But he
who lives in the past, for the mere pleasure of living there, and in
whom recollections emerge into the light of consciousness, without any
advantage for the present situation, is hardly better fitted for action;
here we have no man of impulse, but a dreamer. Between these two
extremes lies the happy disposition of a memory docile enough to follow
with precision all the outlines of the present situation, but energetic
enough to resist all other appeal. Good sense or practical sense, is
probably nothing but this."[Footnote: Matter and Memory, p. 198 (Fr. pp.
166-167).]
In the paper L'Effort intellectuel, contributed in 1902 to the Revue
philosophique, and now reprinted in L'Energie spirituelle,[Footnote: Pp.

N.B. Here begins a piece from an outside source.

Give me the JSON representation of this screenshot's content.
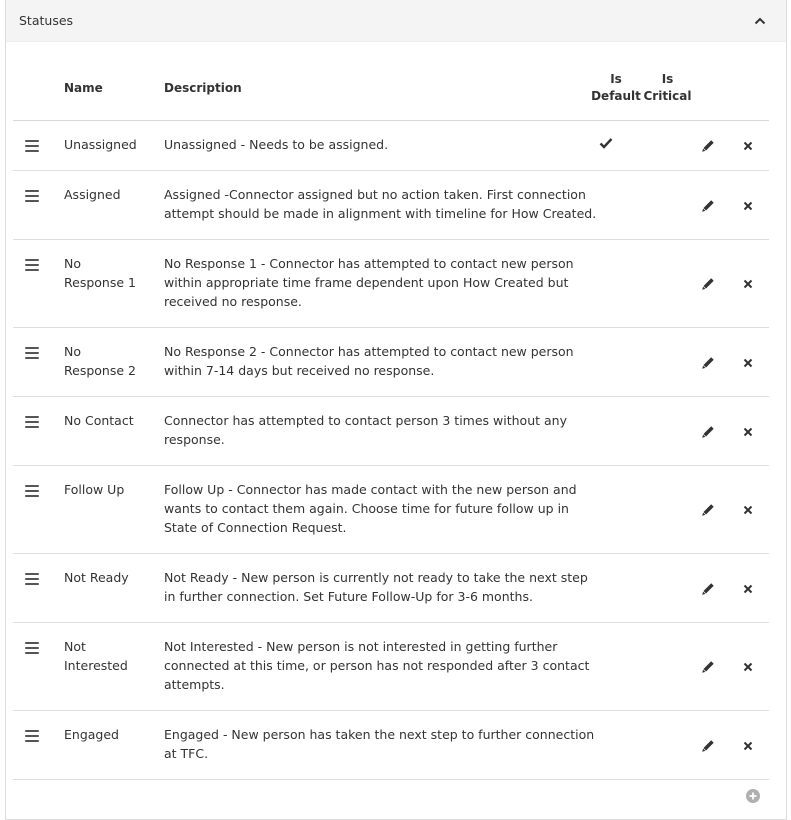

163-202. See also Mind-Energy.]Bergson gives an analysis of what is
involved in intellectual effort. There is at first, he shows, something
conceived quite generally, an idea vague and abstract, a schema which
has to be completed by distinct images. In thought there is a movement
of the mind from the plane of the schema to the plane of the concrete
image. Various images endeavour to fit themselves into the schema, or
the schema may adapt itself to the reception of the images. These double
efforts to secure adaptation and cooperation may both encounter
resistance from the other, a situation which is known to us as
hesitation, accompanied by the awareness of obstacles, thus involving
intellectual effort.
Memory then, Bergson wishes us to realize, in response to his treatment
of it, is no mere function of the brain; it is something infinitely more
subtle, infinitely more elusive, and more wondrous.